Uniformed men came out to meet Estelle as the ambulance coughed and jerked past the barn and empty livestock pens. They unloaded the patients from the back, but instead of turning toward the manor, they headed for the barn.

“Stop,” she protested. “These men need to go to the manor. They need a doctor.”

“No room,” one of the men mumbled, adjusting his grip on the stretcher. “Manor’s full. An’ they all need a damn doctor.”

Estelle stared after them and sank down on the back edge of the ambulance, the doors still hanging ajar. She rested her head in her hands, her palms pressing hard against her eyes. She was tired. So very tired.

She forced herself to sit up. She had never been a quitter, and she would not quit now, not when men like Alain had sacrificed everything for her and for their country. She returned to the cab of her vehicle and checked the fuel gauge. She would not make it to the front lines and back with the fuel she had left.

Estelle stood. Perhaps in the last hour someone had secured more fuel or perhaps a cache had been brought up from—

“Estelle!” The sound of her name had her spinning, and she saw Rachel running toward her. Most of her dark hair had escaped its bindings and spilled across her shoulders in a tangled mess, and her uniform, like her face, was filthy.
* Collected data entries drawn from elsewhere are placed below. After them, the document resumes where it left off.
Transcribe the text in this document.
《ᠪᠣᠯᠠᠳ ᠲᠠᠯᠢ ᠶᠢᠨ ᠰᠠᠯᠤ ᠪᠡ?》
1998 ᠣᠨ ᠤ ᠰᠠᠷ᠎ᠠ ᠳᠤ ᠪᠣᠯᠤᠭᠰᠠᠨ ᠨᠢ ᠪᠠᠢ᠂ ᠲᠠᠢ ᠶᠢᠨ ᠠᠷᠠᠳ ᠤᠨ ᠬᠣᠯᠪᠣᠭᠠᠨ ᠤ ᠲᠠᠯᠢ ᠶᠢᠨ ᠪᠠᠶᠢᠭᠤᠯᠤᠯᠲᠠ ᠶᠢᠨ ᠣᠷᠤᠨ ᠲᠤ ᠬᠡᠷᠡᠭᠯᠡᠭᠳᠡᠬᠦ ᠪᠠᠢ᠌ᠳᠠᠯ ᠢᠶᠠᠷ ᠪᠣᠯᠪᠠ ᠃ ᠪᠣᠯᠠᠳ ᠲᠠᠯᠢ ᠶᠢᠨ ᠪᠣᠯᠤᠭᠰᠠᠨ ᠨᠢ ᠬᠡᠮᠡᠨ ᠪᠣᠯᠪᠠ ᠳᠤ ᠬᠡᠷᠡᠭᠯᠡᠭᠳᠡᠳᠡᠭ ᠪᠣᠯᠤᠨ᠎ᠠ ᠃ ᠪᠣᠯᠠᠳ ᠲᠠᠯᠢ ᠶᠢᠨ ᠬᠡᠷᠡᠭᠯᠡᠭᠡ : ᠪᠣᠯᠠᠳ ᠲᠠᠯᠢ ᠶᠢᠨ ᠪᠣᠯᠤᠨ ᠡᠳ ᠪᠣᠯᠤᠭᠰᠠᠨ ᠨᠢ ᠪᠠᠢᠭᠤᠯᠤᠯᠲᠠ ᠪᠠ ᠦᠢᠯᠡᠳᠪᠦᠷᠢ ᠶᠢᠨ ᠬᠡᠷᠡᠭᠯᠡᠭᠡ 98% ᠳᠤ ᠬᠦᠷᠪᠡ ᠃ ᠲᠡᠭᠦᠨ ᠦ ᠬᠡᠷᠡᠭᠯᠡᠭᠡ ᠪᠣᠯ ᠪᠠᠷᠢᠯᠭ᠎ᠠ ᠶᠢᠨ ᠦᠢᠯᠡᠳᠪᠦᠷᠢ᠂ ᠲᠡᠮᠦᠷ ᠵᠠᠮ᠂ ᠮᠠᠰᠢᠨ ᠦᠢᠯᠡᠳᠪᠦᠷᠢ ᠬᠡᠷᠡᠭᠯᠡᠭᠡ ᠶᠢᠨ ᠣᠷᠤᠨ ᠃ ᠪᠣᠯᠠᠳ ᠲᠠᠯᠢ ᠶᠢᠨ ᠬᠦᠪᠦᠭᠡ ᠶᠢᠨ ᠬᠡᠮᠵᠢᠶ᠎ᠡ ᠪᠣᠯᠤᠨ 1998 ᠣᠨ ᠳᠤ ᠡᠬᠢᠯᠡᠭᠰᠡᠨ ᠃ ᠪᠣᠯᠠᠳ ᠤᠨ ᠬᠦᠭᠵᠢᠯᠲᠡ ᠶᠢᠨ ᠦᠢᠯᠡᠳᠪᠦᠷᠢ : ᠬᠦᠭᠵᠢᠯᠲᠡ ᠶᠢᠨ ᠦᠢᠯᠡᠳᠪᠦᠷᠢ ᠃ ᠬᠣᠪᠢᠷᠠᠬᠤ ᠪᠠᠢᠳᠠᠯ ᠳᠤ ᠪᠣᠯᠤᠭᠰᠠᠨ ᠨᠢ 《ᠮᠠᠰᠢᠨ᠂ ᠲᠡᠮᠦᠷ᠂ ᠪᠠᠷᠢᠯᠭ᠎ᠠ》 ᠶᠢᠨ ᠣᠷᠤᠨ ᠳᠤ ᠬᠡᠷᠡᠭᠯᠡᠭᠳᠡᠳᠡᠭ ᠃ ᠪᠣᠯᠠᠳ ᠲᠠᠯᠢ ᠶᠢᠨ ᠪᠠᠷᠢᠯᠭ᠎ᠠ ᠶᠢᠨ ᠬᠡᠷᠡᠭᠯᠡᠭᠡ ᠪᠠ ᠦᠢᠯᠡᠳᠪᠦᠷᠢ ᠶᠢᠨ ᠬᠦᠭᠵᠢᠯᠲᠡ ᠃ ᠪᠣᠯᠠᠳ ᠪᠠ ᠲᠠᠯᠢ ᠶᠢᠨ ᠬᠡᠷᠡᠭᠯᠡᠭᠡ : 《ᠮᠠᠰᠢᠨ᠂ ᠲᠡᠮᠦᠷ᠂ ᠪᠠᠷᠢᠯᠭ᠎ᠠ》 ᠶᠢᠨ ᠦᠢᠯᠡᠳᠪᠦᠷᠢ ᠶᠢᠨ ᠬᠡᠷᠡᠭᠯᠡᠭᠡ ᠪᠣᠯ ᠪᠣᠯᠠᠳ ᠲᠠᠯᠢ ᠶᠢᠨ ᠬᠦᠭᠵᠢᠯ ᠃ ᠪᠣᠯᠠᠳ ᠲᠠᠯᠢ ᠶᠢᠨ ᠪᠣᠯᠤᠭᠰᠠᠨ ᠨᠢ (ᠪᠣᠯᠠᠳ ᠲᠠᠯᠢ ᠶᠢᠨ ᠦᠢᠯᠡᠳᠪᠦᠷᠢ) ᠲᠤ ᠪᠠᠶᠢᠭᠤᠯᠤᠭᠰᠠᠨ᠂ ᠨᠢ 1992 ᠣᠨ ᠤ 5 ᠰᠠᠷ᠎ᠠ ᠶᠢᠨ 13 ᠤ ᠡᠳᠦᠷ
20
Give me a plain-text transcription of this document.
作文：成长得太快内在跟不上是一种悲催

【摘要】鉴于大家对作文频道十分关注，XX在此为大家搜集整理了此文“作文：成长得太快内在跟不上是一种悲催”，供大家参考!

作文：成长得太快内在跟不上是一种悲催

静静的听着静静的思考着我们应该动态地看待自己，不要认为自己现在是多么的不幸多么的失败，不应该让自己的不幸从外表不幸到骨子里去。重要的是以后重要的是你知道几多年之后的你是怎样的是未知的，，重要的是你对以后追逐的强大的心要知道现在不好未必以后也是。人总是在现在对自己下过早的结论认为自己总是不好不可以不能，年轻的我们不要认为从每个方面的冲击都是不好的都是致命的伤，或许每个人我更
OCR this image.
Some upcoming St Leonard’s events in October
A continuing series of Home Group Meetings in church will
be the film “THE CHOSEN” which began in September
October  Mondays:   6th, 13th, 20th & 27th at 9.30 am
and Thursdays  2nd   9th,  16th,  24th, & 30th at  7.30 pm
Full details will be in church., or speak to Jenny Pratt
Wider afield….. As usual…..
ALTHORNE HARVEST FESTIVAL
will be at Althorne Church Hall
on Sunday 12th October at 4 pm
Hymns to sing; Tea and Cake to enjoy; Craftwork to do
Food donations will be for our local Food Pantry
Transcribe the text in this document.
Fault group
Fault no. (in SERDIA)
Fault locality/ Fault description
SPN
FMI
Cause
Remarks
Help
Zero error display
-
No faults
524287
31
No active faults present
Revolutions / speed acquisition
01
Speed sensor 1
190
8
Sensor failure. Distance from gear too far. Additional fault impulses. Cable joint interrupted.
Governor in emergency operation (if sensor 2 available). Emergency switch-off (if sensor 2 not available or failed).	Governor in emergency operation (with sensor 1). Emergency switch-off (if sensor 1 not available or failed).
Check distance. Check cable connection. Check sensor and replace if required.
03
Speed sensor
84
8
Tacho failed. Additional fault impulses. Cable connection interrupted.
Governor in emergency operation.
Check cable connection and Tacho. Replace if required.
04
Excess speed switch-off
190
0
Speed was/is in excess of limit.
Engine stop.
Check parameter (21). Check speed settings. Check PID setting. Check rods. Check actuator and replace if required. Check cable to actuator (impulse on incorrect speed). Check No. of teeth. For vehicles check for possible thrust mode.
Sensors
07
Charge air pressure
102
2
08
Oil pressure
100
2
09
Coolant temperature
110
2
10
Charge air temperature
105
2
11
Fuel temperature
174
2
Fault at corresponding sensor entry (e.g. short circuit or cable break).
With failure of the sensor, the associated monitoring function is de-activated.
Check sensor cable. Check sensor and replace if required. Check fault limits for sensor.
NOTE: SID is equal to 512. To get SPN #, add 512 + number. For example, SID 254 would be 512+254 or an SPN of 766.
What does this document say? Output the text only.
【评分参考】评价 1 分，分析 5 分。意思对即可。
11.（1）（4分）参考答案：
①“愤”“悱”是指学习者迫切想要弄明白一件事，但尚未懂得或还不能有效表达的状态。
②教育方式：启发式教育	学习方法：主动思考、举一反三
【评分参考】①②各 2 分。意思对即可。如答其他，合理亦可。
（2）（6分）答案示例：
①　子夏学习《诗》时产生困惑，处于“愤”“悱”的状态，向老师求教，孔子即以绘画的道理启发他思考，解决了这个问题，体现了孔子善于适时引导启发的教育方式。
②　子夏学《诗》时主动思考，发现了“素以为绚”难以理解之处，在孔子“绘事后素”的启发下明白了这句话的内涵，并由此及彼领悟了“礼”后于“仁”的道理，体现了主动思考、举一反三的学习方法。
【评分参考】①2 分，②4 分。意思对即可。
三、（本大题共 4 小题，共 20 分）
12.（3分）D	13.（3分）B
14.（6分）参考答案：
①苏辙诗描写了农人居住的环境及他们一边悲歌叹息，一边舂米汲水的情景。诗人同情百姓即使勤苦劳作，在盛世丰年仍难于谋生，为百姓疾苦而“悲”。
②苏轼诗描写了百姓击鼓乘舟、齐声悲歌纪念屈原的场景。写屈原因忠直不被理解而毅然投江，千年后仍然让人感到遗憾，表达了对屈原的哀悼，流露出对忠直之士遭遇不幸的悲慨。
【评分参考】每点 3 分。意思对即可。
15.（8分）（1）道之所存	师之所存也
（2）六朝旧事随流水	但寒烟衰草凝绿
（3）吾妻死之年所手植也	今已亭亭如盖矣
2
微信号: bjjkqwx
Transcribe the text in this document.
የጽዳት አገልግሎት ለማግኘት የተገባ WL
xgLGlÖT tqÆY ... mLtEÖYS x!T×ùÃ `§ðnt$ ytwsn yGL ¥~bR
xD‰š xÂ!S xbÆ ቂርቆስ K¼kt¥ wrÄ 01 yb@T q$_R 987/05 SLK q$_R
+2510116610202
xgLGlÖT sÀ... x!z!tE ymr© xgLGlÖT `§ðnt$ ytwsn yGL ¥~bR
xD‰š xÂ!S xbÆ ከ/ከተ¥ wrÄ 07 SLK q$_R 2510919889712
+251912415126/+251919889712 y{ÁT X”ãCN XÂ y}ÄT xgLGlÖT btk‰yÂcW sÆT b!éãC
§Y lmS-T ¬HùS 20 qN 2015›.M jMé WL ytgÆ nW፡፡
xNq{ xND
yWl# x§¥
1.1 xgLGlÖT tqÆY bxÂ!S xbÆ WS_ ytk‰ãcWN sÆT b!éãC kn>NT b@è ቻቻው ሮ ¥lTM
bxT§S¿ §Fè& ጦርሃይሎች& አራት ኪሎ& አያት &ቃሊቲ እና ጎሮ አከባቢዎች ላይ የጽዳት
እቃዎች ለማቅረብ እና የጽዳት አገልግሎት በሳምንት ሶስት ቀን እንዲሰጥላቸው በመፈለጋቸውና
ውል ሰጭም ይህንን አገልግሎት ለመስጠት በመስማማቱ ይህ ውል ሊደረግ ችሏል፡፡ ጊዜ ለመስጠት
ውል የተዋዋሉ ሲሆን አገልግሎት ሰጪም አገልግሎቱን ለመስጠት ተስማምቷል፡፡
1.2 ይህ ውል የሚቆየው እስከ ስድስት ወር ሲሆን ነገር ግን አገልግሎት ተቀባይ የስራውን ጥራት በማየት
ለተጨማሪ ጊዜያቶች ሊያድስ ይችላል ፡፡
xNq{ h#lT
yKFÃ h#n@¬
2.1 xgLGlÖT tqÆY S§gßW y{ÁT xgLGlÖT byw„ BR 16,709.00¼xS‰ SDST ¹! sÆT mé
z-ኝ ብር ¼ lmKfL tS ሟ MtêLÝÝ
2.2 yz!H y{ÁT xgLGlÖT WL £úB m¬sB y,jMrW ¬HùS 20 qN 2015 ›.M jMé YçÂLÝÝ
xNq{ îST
The immediate relief at seeing her friend alive and whole was snuffed violently by a suffocating wave of grief. She swallowed hard.

“Estelle,” Rachel said again as she reached her and enveloped her in a hug. “I was so worried. The men coming back said that some of the shells were reaching beyond the lines and—” She stopped and pulled back. “You’re hurt.” Rachel reached up to touch Estelle’s temple, and her fingers were bloody when she withdrew them.

“I’m fine,” Estelle whispered. She realized that the tears she hadn’t shed with Jerome were now running freely down her cheeks.